Ou seja, quem votou a favor, votou a favor da corrupção. O PSDB, do prefeito Orlando Morando, liberou a bancada

Câmara aprovou, na noite desta quarta-feira, 14, o texto-base do projeto de lei que trata da criminalização do abuso de autoridade. A matéria foi aprovada por votação simbólica, sem contar os votos individuais dos deputados presentes.

PSL, Cidadania, Novo e PV orientaram contra a aprovação da matéria. PSDB, Podemos e PSC liberaram suas bancadas, e os demais partidos foram favoráveis. Houve confusão após a votação.
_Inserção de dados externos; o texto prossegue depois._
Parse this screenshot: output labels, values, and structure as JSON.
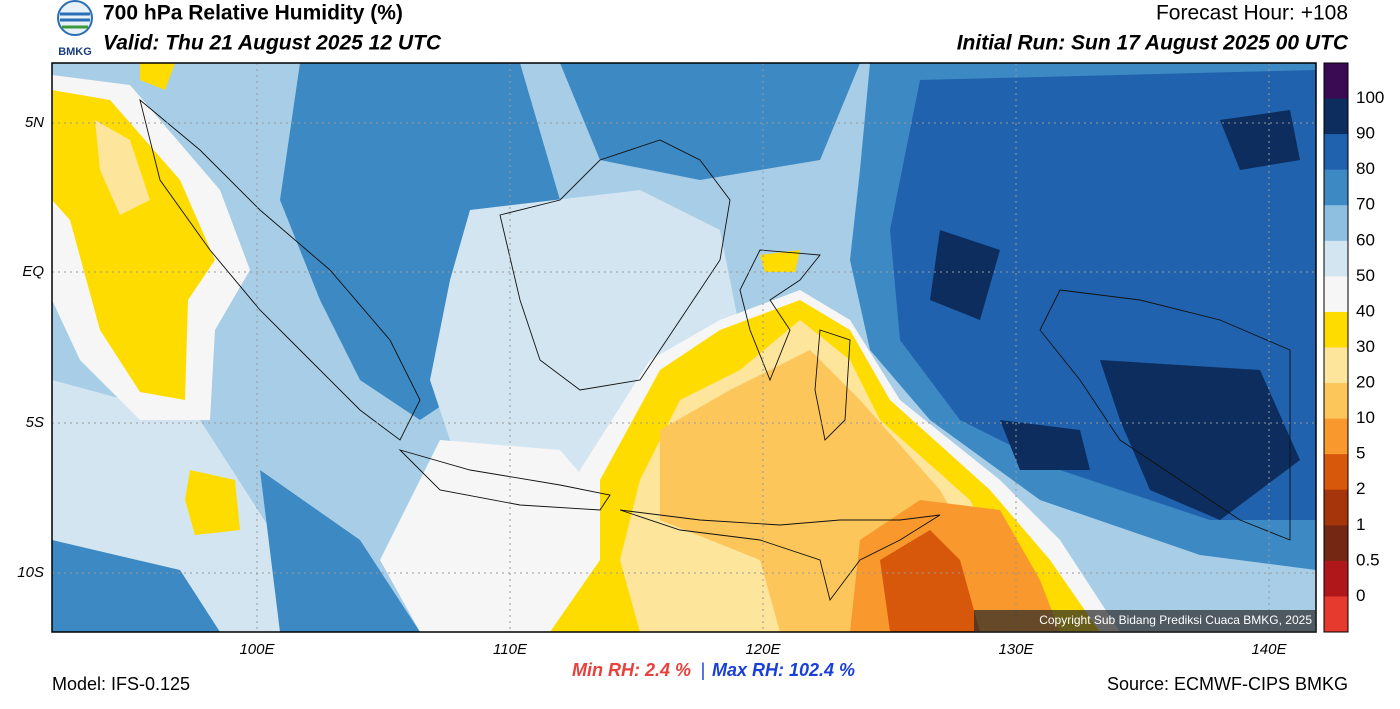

Parlamentares contra reclamaram pela votação ter sido simbólica, já eles queriam o processo nominal, e chegaram a pedir verificação por vídeo.

O texto define os crimes de abuso de autoridade cometidos por servidores públicos, militares, membros dos poderes Legislativo, Executivo, Judiciário, do Ministério Público e dos tribunais ou conselhos de contas.

A proposta lista uma série de ações que poderão ser consideradas crimes com penas previstas que vão de prisão de três meses até 4 anos, dependendo do delito, além de perda do cargo e inabilitação por até cinco anos para os reincidentes. A medida é considerada uma reação da classe política às operações recentes contra corrupção, como a Lava Jato.

A decisão foi criticada por membros da força-tarefa da Lava Jato em Curitiba e por senadores chamados de “lavajatistas”, que classificaram a proposta como uma reação à divulgação de mensagens atribuídas ao então juiz e atual ministro da Justiça, Sérgio Moro, e a procuradores, pelo site The Intercept Brasil.